Humeur

Après le retour de mon expatriation à Londres

8 juin 2020
retour

Cet article est la suite de celui sur l’échec de mon expatriation à Londres. J’y décris tout simplement mon retour à la vie à active en France.

Retour en France et recherche d’emploi

Le retour a été dur, même très dur.
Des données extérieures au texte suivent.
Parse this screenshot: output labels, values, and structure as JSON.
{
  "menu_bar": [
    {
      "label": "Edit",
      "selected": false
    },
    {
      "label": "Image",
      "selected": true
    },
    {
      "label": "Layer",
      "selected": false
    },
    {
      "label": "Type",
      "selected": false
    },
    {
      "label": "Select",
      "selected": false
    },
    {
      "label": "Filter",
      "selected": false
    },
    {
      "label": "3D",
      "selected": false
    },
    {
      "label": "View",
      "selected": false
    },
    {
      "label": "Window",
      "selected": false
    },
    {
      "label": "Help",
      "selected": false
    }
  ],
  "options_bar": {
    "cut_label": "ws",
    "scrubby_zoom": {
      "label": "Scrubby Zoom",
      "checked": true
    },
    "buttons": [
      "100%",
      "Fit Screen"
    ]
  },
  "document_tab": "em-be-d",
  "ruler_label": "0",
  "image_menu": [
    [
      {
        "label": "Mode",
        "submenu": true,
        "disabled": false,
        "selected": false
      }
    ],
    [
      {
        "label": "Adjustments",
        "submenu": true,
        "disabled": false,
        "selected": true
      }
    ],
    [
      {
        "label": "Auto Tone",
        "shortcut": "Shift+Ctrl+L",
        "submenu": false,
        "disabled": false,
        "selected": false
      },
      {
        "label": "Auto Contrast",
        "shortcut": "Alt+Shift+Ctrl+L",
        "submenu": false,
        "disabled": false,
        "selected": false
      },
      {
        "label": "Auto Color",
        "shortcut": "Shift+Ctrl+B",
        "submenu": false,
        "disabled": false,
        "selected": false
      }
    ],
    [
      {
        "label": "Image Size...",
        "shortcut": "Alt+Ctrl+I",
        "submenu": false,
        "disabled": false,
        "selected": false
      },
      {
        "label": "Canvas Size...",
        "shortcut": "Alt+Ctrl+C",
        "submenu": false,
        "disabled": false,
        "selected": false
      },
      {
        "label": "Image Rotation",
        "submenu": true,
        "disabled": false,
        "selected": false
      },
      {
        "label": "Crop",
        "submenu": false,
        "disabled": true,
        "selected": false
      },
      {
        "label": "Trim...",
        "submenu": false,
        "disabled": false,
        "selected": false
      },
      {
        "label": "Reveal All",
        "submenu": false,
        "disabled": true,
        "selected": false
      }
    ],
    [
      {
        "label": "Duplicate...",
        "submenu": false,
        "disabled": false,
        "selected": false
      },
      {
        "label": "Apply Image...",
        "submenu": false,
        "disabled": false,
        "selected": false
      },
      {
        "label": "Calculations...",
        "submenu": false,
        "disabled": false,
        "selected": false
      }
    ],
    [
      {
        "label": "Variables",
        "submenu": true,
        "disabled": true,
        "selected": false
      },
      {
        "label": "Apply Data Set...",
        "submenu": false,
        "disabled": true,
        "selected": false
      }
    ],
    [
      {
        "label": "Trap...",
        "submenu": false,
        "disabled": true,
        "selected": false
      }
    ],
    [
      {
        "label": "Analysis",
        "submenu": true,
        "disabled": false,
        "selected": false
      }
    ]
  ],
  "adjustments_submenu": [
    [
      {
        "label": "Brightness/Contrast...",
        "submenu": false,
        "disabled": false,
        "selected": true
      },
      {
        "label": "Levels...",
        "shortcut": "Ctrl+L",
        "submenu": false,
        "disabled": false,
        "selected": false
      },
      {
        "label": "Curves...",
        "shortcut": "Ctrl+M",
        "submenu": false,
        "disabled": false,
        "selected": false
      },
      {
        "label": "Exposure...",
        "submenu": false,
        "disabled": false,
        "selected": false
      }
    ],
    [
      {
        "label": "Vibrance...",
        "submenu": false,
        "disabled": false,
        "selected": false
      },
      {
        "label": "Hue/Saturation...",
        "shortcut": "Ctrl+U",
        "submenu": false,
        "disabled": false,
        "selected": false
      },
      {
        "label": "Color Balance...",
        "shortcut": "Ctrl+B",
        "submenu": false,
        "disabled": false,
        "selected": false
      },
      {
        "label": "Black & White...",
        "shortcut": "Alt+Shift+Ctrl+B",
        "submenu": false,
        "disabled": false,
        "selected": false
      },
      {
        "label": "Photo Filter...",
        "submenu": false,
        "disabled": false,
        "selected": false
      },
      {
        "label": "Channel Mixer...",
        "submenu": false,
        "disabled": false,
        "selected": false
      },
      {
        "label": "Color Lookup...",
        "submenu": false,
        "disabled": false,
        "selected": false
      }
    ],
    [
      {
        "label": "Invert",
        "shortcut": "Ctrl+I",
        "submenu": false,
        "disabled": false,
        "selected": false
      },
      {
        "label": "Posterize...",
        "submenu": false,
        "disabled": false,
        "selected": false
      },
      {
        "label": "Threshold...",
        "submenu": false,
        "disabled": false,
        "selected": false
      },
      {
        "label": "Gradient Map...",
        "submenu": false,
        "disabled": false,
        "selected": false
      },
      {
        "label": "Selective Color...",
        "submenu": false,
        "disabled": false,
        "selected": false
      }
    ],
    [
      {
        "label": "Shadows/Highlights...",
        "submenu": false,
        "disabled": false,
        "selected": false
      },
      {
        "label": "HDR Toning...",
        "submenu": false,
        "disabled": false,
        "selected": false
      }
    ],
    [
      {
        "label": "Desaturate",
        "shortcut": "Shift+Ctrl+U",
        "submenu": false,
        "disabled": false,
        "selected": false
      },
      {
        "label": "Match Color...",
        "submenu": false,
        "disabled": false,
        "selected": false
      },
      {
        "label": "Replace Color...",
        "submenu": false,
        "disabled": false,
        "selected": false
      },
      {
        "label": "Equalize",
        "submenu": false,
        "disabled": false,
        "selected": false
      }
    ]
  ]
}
J’ai pourtant essayé de voir les choses du bon côté, d’écouter les personnes de mon entourage qui me disaient « Tu es quand même partie un an à Londres, ça compte sur le CV. » ou encore « Tu as bossé dans des établissements où on n’entre pas si facilement, ce n’est pas rien. ». Cela me redonnait un peu confiance en moi et il est vrai que lors de certains entretiens, on me demandait comment j’avais fait pour bosser dans tel ou tel endroit. Je voyais la curiosité dans le regard des recruteurs, mais ça s’arrêtait-là. Une fois l’entretien passé, une fois l’espoir ancré dans ma poitrine, la claque.

Le refus.

On ne se formalise pas trop au premier refus, mais vient le deuxième, puis le troisième, le quatrième… Et c’est le retour de l’angoisse, l’incertitude, le manque de confiance en moi. Et chez moi le manque de confiance se traduit par une voix doucereuse qui me susurre à l’oreille « Mais tu sais que tu n’es qu’une pauvre petite sous-merdre. Tu es bonne à rien. Tu ne sais rien faire de tes dix doigts. Pourquoi tu t’obstines à chercher du travail, tu le vois bien que personne ne veut de toi. Tu es nulle à chier. »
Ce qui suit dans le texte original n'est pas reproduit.